Diözesanzentrum, Kapellenbau, Sinus-Jugendstudie und Leiterausbildung beschäftigen DPSG-Diözesanversammlung

veröffentlicht am 23. September 2013

dpsg-dv-2013Ganz im Zeichen der Weiterentwicklung des Diözesanzentrums „Eulenspiegel“ in Rüthen stand die Diözesanversammlung der Deutschen Pfadfinderschaft St. Georg (DPSG) am Wochenende. Die über 40 Delegierten aus den Bezirken und Arbeitskreisen des Diözesanverbandes im Erzbistum Paderborn informierten sich direkt vor Ort über den Kapellenbau am „Eulenspiegel“ sowie die langfristige Planungen zur Weiterentwicklung des Diözesanzentrums zu einem Kompetenzzentrum für Erlebnis- und Naturpädagogik in Südwestfalen. 

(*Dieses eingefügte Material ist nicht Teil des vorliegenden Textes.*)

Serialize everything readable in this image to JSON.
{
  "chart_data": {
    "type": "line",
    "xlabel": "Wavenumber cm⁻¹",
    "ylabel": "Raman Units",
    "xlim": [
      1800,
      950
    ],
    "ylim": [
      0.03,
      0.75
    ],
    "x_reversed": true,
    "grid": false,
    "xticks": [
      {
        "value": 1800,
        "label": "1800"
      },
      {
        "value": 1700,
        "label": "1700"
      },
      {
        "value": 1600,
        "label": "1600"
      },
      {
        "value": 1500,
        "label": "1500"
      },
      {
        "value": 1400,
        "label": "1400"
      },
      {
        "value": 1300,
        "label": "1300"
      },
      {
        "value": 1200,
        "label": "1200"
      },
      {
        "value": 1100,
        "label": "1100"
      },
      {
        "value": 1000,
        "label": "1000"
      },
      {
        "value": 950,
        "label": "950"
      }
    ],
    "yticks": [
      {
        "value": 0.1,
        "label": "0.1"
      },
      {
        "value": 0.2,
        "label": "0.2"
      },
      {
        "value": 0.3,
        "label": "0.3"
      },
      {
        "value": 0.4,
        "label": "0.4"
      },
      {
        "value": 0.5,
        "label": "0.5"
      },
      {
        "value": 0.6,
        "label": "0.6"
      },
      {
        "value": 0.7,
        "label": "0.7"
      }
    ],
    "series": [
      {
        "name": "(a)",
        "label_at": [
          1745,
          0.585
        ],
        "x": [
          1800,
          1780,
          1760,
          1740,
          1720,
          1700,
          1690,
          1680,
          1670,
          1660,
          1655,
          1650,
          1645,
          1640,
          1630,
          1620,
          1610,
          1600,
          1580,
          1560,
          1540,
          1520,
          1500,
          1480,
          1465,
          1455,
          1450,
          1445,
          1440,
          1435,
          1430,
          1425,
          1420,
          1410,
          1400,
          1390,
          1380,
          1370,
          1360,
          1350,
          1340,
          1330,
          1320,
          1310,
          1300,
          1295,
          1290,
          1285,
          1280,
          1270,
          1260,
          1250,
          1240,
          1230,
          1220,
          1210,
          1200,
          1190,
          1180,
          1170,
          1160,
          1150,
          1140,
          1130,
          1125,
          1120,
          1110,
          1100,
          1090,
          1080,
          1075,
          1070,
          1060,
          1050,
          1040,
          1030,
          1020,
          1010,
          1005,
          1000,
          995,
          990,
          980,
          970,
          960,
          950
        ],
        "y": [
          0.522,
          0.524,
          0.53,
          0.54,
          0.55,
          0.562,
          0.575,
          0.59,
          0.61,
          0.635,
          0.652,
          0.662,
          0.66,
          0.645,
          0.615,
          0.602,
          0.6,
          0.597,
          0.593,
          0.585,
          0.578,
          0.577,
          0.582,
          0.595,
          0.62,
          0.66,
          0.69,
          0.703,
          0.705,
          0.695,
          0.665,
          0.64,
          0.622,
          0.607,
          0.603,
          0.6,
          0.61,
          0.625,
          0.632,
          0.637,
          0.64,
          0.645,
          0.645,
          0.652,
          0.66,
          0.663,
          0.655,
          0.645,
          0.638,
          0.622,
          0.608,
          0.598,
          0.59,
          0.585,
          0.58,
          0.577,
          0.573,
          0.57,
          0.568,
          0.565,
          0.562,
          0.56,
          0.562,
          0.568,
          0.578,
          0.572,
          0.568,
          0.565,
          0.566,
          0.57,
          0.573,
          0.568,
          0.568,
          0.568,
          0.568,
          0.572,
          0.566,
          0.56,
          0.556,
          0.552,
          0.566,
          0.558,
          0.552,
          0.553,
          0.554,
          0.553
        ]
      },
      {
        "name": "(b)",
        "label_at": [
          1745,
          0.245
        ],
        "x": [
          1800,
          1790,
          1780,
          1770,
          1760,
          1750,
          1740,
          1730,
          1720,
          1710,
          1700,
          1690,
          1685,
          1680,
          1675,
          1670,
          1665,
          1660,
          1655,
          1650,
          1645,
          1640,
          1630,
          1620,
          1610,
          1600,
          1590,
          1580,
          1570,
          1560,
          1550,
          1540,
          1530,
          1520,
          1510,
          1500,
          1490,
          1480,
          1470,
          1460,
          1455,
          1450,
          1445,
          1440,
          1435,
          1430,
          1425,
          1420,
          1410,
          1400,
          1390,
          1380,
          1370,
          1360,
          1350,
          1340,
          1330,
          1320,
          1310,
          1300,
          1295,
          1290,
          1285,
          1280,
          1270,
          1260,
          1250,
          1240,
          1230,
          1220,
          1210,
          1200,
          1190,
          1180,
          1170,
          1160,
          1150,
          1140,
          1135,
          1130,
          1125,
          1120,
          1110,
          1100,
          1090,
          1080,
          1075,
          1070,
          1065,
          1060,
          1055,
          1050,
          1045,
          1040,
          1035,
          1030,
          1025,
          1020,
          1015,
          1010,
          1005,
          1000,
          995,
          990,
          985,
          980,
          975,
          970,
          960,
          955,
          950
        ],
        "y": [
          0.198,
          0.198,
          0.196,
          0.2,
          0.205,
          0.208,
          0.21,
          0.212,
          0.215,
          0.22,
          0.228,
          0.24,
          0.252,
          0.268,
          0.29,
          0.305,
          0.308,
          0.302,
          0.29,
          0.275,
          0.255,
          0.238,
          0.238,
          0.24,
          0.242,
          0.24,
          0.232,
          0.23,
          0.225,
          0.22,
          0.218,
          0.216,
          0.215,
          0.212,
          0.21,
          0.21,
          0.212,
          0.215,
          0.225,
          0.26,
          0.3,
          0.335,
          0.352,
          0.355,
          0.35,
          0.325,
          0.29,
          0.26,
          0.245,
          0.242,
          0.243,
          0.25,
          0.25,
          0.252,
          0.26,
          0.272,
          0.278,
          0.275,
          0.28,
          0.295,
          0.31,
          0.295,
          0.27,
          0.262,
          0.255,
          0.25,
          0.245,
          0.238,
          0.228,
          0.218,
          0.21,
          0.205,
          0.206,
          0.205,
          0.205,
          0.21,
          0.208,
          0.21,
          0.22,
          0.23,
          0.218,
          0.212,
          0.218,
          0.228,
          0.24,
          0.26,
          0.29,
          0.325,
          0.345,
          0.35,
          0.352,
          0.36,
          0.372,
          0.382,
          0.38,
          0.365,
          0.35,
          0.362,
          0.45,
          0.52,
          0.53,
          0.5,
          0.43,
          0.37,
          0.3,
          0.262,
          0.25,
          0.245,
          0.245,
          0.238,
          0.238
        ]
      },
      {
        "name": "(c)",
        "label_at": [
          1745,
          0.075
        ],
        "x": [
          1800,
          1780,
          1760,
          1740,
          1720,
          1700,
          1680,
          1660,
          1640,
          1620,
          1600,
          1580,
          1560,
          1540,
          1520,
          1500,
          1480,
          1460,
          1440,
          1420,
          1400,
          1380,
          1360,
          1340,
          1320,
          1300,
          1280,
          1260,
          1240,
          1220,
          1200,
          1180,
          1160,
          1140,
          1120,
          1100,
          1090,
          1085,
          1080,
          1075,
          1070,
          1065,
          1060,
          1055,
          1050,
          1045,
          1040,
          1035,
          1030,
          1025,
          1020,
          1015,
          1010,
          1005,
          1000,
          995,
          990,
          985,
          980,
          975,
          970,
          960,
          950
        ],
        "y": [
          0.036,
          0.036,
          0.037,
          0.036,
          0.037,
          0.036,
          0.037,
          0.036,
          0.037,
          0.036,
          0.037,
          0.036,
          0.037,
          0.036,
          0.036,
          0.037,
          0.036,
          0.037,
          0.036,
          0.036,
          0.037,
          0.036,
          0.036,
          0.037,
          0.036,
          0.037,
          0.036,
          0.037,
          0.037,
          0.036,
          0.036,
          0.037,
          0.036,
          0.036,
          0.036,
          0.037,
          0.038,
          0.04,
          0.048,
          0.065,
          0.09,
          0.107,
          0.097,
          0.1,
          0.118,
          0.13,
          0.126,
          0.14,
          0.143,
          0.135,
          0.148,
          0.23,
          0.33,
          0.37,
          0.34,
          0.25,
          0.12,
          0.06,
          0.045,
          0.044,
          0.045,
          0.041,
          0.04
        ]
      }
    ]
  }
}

„Wenn alles gut läuft, dann können wir in diesem Jahr mit den Erdarbeiten für unsere Kapelle beginnen und eventuell die Bodenplatte gießen“, berichtete Diözesankurat Simon Schwamborn. Derzeit befinde man sich in guten Gesprächen mit dem Erzbischöflichen Generalvikariat, um die Finanzierung abschließend zu klären. „Ein ganz großes Dankeschön gilt allen, die durch ihr hohes Engagement so viele Spender geworben oder Aktionen für den Kapellenbau organisiert haben“, sagte Schwamborn. Die AG Kapellenbau arbeitet aktuell an einem anspruchsvollen Lichtkonzept für das Gotteshaus.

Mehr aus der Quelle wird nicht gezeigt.